Compte tenu des démarches judiciaires qu’ont dû accomplir Monsieur [T] [Z] [L] [E] et Madame [G] [M] [A] [F] épouse [E], Monsieur [S] [Y] et Madame [K] [P] seront condamnés à leur verser la somme de 500,00 euros sur ce fondement.
Sur l’exécution provisoire
Conformément à l’article 514 du Code de procédure civile, les décisions de première instance sont de droit exécutoires à titre provisoire à moins que la loi ou la décision rendue n’en dispose autrement.

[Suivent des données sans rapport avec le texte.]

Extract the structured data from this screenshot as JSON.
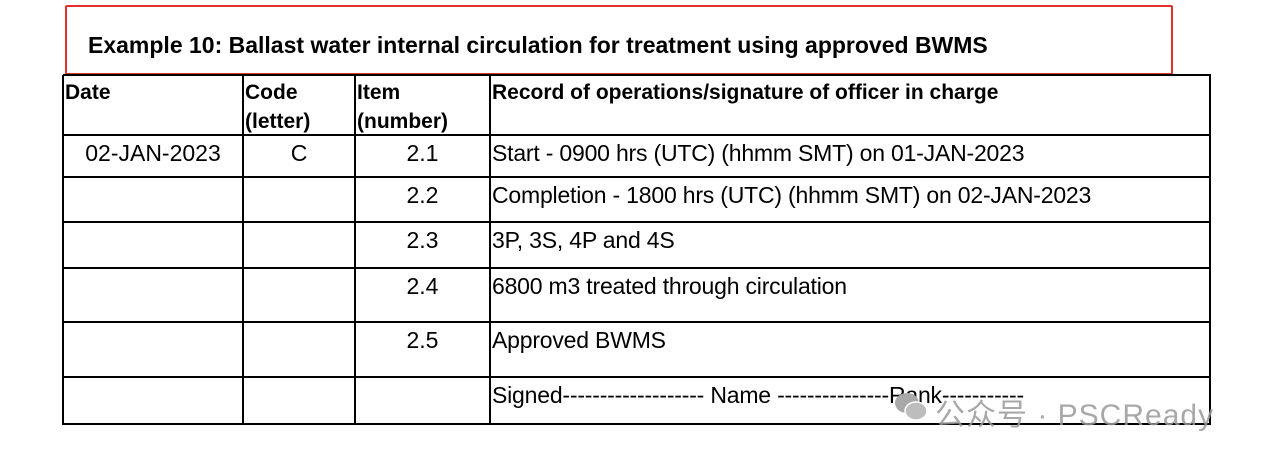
{
  "title": "Example 10:  Ballast water internal circulation for treatment using approved BWMS",
  "table": {
    "header": [
      "Date",
      "Code (letter)",
      "Item (number)",
      "Record of operations/signature of officer in charge"
    ],
    "rows": [
      {
        "date": "02-JAN-2023",
        "code": "C",
        "item": "2.1",
        "record": "Start - 0900 hrs (UTC) (hhmm SMT) on 01-JAN-2023"
      },
      {
        "item": "2.2",
        "record": "Completion - 1800 hrs (UTC) (hhmm SMT) on 02-JAN-2023"
      },
      {
        "item": "2.3",
        "record": "3P, 3S, 4P and 4S"
      },
      {
        "item": "2.4",
        "record": "6800 m3 treated through circulation"
      },
      {
        "item": "2.5",
        "record": "Approved BWMS"
      },
      {
        "record": "Signed------------------- Name ---------------Rank-----------"
      }
    ]
  },
  "watermark": "公众号 · PSCReady"
}
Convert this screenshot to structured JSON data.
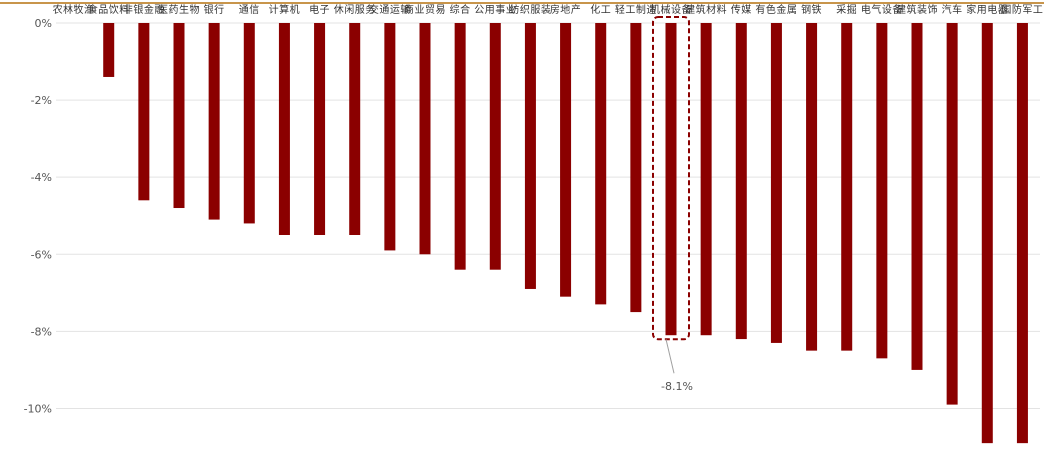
{
  "colors": {
    "top_rule": "#c8954b",
    "bar": "#8b0000",
    "grid": "#e3e3e3",
    "highlight_box": "#8b0000",
    "callout_line": "#a0a0a0",
    "tick_text": "#555555",
    "category_text": "#333333"
  },
  "chart_data": {
    "type": "bar",
    "title": "",
    "xlabel": "",
    "ylabel": "",
    "categories": [
      "农林牧渔",
      "食品饮料",
      "非银金融",
      "医药生物",
      "银行",
      "通信",
      "计算机",
      "电子",
      "休闲服务",
      "交通运输",
      "商业贸易",
      "综合",
      "公用事业",
      "纺织服装",
      "房地产",
      "化工",
      "轻工制造",
      "机械设备",
      "建筑材料",
      "传媒",
      "有色金属",
      "钢铁",
      "采掘",
      "电气设备",
      "建筑装饰",
      "汽车",
      "家用电器",
      "国防军工"
    ],
    "values": [
      0.0,
      -1.4,
      -4.6,
      -4.8,
      -5.1,
      -5.2,
      -5.5,
      -5.5,
      -5.5,
      -5.9,
      -6.0,
      -6.4,
      -6.4,
      -6.9,
      -7.1,
      -7.3,
      -7.5,
      -8.1,
      -8.1,
      -8.2,
      -8.3,
      -8.5,
      -8.5,
      -8.7,
      -9.0,
      -9.9,
      -10.9,
      -10.9
    ],
    "ylim": [
      -11,
      0
    ],
    "yticks": [
      0,
      -2,
      -4,
      -6,
      -8,
      -10
    ],
    "ytick_labels": [
      "0%",
      "-2%",
      "-4%",
      "-6%",
      "-8%",
      "-10%"
    ],
    "highlight": {
      "category": "机械设备",
      "label": "-8.1%"
    },
    "grid": true,
    "legend": "none"
  }
}
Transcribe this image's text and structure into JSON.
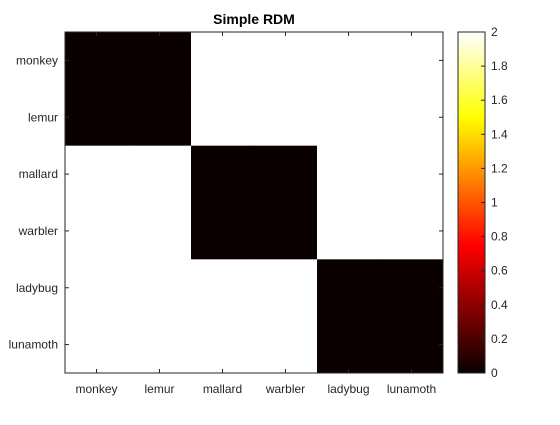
{
  "chart_data": {
    "type": "heatmap",
    "title": "Simple RDM",
    "xlabel": "",
    "ylabel": "",
    "x_categories": [
      "monkey",
      "lemur",
      "mallard",
      "warbler",
      "ladybug",
      "lunamoth"
    ],
    "y_categories": [
      "monkey",
      "lemur",
      "mallard",
      "warbler",
      "ladybug",
      "lunamoth"
    ],
    "values": [
      [
        0,
        0,
        2,
        2,
        2,
        2
      ],
      [
        0,
        0,
        2,
        2,
        2,
        2
      ],
      [
        2,
        2,
        0,
        0,
        2,
        2
      ],
      [
        2,
        2,
        0,
        0,
        2,
        2
      ],
      [
        2,
        2,
        2,
        2,
        0,
        0
      ],
      [
        2,
        2,
        2,
        2,
        0,
        0
      ]
    ],
    "colormap": "hot",
    "clim": [
      0,
      2
    ],
    "colorbar": {
      "location": "right",
      "ticks": [
        0,
        0.2,
        0.4,
        0.6,
        0.8,
        1,
        1.2,
        1.4,
        1.6,
        1.8,
        2
      ],
      "tick_labels": [
        "0",
        "0.2",
        "0.4",
        "0.6",
        "0.8",
        "1",
        "1.2",
        "1.4",
        "1.6",
        "1.8",
        "2"
      ]
    },
    "grid": false
  }
}
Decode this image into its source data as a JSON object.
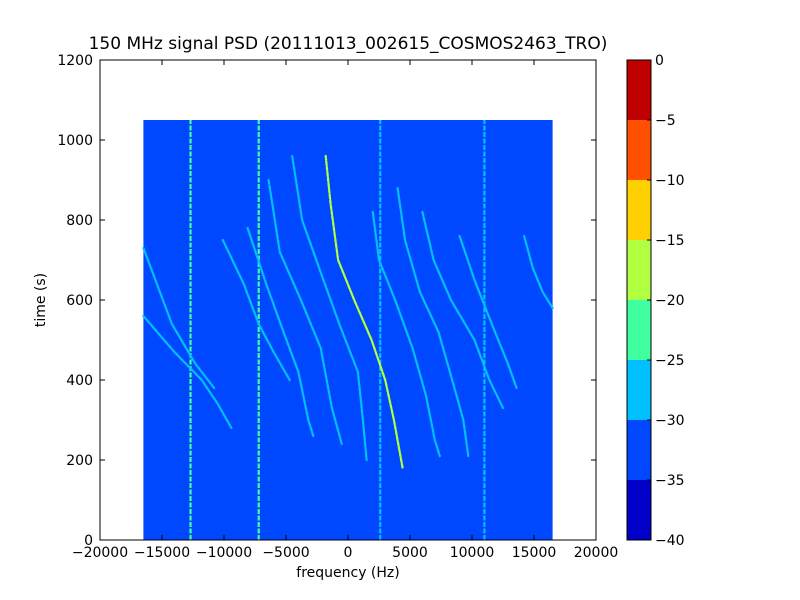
{
  "chart_data": {
    "type": "heatmap",
    "title": "150 MHz signal PSD (20111013_002615_COSMOS2463_TRO)",
    "xlabel": "frequency (Hz)",
    "ylabel": "time (s)",
    "xlim": [
      -20000,
      20000
    ],
    "ylim": [
      0,
      1200
    ],
    "xticks": [
      "−20000",
      "−15000",
      "−10000",
      "−5000",
      "0",
      "5000",
      "10000",
      "15000",
      "20000"
    ],
    "yticks": [
      "0",
      "200",
      "400",
      "600",
      "800",
      "1000",
      "1200"
    ],
    "data_extent": {
      "x": [
        -16500,
        16500
      ],
      "y": [
        0,
        1050
      ]
    },
    "background_level": -32.5,
    "colorbar": {
      "range": [
        -40,
        0
      ],
      "ticks": [
        "−40",
        "−35",
        "−30",
        "−25",
        "−20",
        "−15",
        "−10",
        "−5",
        "0"
      ],
      "levels": [
        {
          "from": -40,
          "to": -35,
          "color": "#0000c8"
        },
        {
          "from": -35,
          "to": -30,
          "color": "#0048ff"
        },
        {
          "from": -30,
          "to": -25,
          "color": "#00c0ff"
        },
        {
          "from": -25,
          "to": -20,
          "color": "#40ffa0"
        },
        {
          "from": -20,
          "to": -15,
          "color": "#b0ff40"
        },
        {
          "from": -15,
          "to": -10,
          "color": "#ffd000"
        },
        {
          "from": -10,
          "to": -5,
          "color": "#ff5000"
        },
        {
          "from": -5,
          "to": 0,
          "color": "#c00000"
        }
      ]
    },
    "constant_lines": [
      {
        "freq": -12700,
        "t": [
          0,
          1050
        ],
        "color": "#40ffa0"
      },
      {
        "freq": -7200,
        "t": [
          0,
          1050
        ],
        "color": "#40ffa0"
      },
      {
        "freq": 2600,
        "t": [
          0,
          1050
        ],
        "color": "#00c0ff"
      },
      {
        "freq": 11000,
        "t": [
          0,
          1050
        ],
        "color": "#00c0ff"
      }
    ],
    "doppler_traces": [
      {
        "t": [
          730,
          540,
          440,
          380
        ],
        "f": [
          -16500,
          -14200,
          -12300,
          -10800
        ],
        "color": "#00c0ff"
      },
      {
        "t": [
          560,
          470,
          400,
          340,
          280
        ],
        "f": [
          -16500,
          -14000,
          -11800,
          -10500,
          -9400
        ],
        "color": "#00c0ff"
      },
      {
        "t": [
          750,
          640,
          540,
          470,
          400
        ],
        "f": [
          -10100,
          -8400,
          -7200,
          -6000,
          -4700
        ],
        "color": "#00c0ff"
      },
      {
        "t": [
          780,
          640,
          520,
          420,
          300,
          260
        ],
        "f": [
          -8100,
          -6600,
          -5200,
          -4000,
          -3200,
          -2800
        ],
        "color": "#00c0ff"
      },
      {
        "t": [
          900,
          720,
          600,
          480,
          330,
          240
        ],
        "f": [
          -6400,
          -5500,
          -3800,
          -2200,
          -1300,
          -500
        ],
        "color": "#00c0ff"
      },
      {
        "t": [
          960,
          800,
          660,
          540,
          420,
          300,
          200
        ],
        "f": [
          -4500,
          -3700,
          -2100,
          -700,
          800,
          1200,
          1500
        ],
        "color": "#00c0ff"
      },
      {
        "t": [
          960,
          840,
          700,
          600,
          500,
          400,
          300,
          180
        ],
        "f": [
          -1800,
          -1400,
          -800,
          500,
          1900,
          3000,
          3700,
          4400
        ],
        "color": "#b0ff40"
      },
      {
        "t": [
          820,
          700,
          600,
          480,
          360,
          250,
          210
        ],
        "f": [
          2000,
          2500,
          3800,
          5200,
          6300,
          7000,
          7400
        ],
        "color": "#00c0ff"
      },
      {
        "t": [
          880,
          750,
          620,
          520,
          400,
          300,
          210
        ],
        "f": [
          4000,
          4600,
          5800,
          7300,
          8400,
          9300,
          9700
        ],
        "color": "#00c0ff"
      },
      {
        "t": [
          820,
          700,
          600,
          500,
          400,
          330
        ],
        "f": [
          6000,
          6900,
          8300,
          10200,
          11400,
          12500
        ],
        "color": "#00c0ff"
      },
      {
        "t": [
          760,
          650,
          540,
          440,
          380
        ],
        "f": [
          9000,
          10200,
          11600,
          12900,
          13600
        ],
        "color": "#00c0ff"
      },
      {
        "t": [
          760,
          680,
          620,
          580
        ],
        "f": [
          14200,
          14900,
          15700,
          16500
        ],
        "color": "#00c0ff"
      }
    ]
  }
}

En l’espèce, il convient de rappeler que l’exécution provisoire est de droit.
PAR CES MOTIFS
Nous, juge, statuant publiquement, par mise à disposition au greffe, par ordonnance réputée contradictoire et en premier ressort,
DÉCLARONS recevable l'action aux fins de constat de la résiliation du bail pour loyers et charges impayés ;
CONSTATONS que les conditions d’acquisition de la clause résolutoire pour loyers et charges impayés figurant au bail conclu les 25 juin 2022 et 28 juin 2022, à effet au 9 juillet 2022 entre Monsieur [T] [Z] [L] [E] et Madame [G] [M] [A] [F] épouse [E], d’une part, et Monsieur [S] [Y] et Madame [K] [P], d’autre part, concernant le logement situé 16 rue des violettes - 45100 ORLEANS, sont réunies à la date du 7 septembre 2023 et que le bail est donc résilié à cette date ;
DISONS que Monsieur [S] [Y] et Madame [K] [P] devront par conséquent quitter les lieux loués situés 16 rue des violettes - 45100 ORLEANS, et les rendre libres de toute occupation en satisfaisant aux obligations des locataires sortants, notamment par la remise des clefs ;
ORDONNONS l’expulsion, à défaut de départ volontaire, de Monsieur [S] [Y] et Madame [K] [P] ainsi que celle de tout occupant de leur chef et ce au besoin avec le concours de la force publique et d’un serrurier à l’expiration d’un délai de deux mois suivant la signification d’un commandement de libérer les lieux ;
DISONS que les meubles et objets se trouvant dans les lieux suivent le sort prévu par les articles L433-1 et suivants du Code des procédures civiles d’exécution ;
DISONS que les sommes dues par Monsieur [S] [Y] et Madame [K] [P] à Monsieur [T] [Z] [L] [E] et Madame [G] [M] [A] [F] épouse [E] à compter du 7 septembre 2023 le sont au titre d'une indemnité provisionnelle mensuelle d’occupation d’un montant de 936,58 euros ;
CONDAMNONS solidairement en conséquence Monsieur [S] [Y] et Madame [K] [P] à verser à Monsieur [T] [Z] [L] [E] et Madame [G] [M] [A] [F] épouse [E] la somme provisionnelle de 2.867,32 euros (selon décompte en date du 2 septembre 2024, incluant l'échéance de septembre 2024), au titre des loyers, charges et indemnités d’occupation impayés, avec intérêts au taux légal sur la somme de 2.867,32 euros à compter de la présente décision ;
CONDAMNONS solidairement Monsieur [S] [Y] et Madame [K] [P] à payer à Monsieur [T] [Z] [L] [E] et Madame [G] [M] [A] [F] épouse [E] une indemnité provisionnelle mensuelle d’occupation d’un montant de 936,58 euros à compter du 1er octobre 2024 et jusqu’à la date de la libération effective et définitive des lieux, caractérisée par la restitution des clés ;
CONDAMNONS solidairement Monsieur [S] [Y] et Madame [K] [P] aux entiers dépens de la présente instance ;
CONDAMNONS solidairement Monsieur [S] [Y] et Madame [K] [P] à payer à Monsieur [T] [Z] [L] [E] et Madame [G] [M] [A] [F] épouse [E] la somme de 500,00 euros au titre de l’article 700 du Code de procédure civile ;
REJETONS toutes autres demandes ;
RAPPELONS que l’exécution provisoire est de droit ;
Ainsi jugé et prononcé par mise à disposition de l'ordonnance au greffe du tribunal judiciaire (juge des contentieux de la protection), le 14 novembre 2024, les parties en ayant été préalablement avisées dans les conditions prévues au deuxième alinéa de l’article 450 du Code de procédure civile, la minute étant signée par P. TROLONGE, juge, et par D. STRUS, greffière.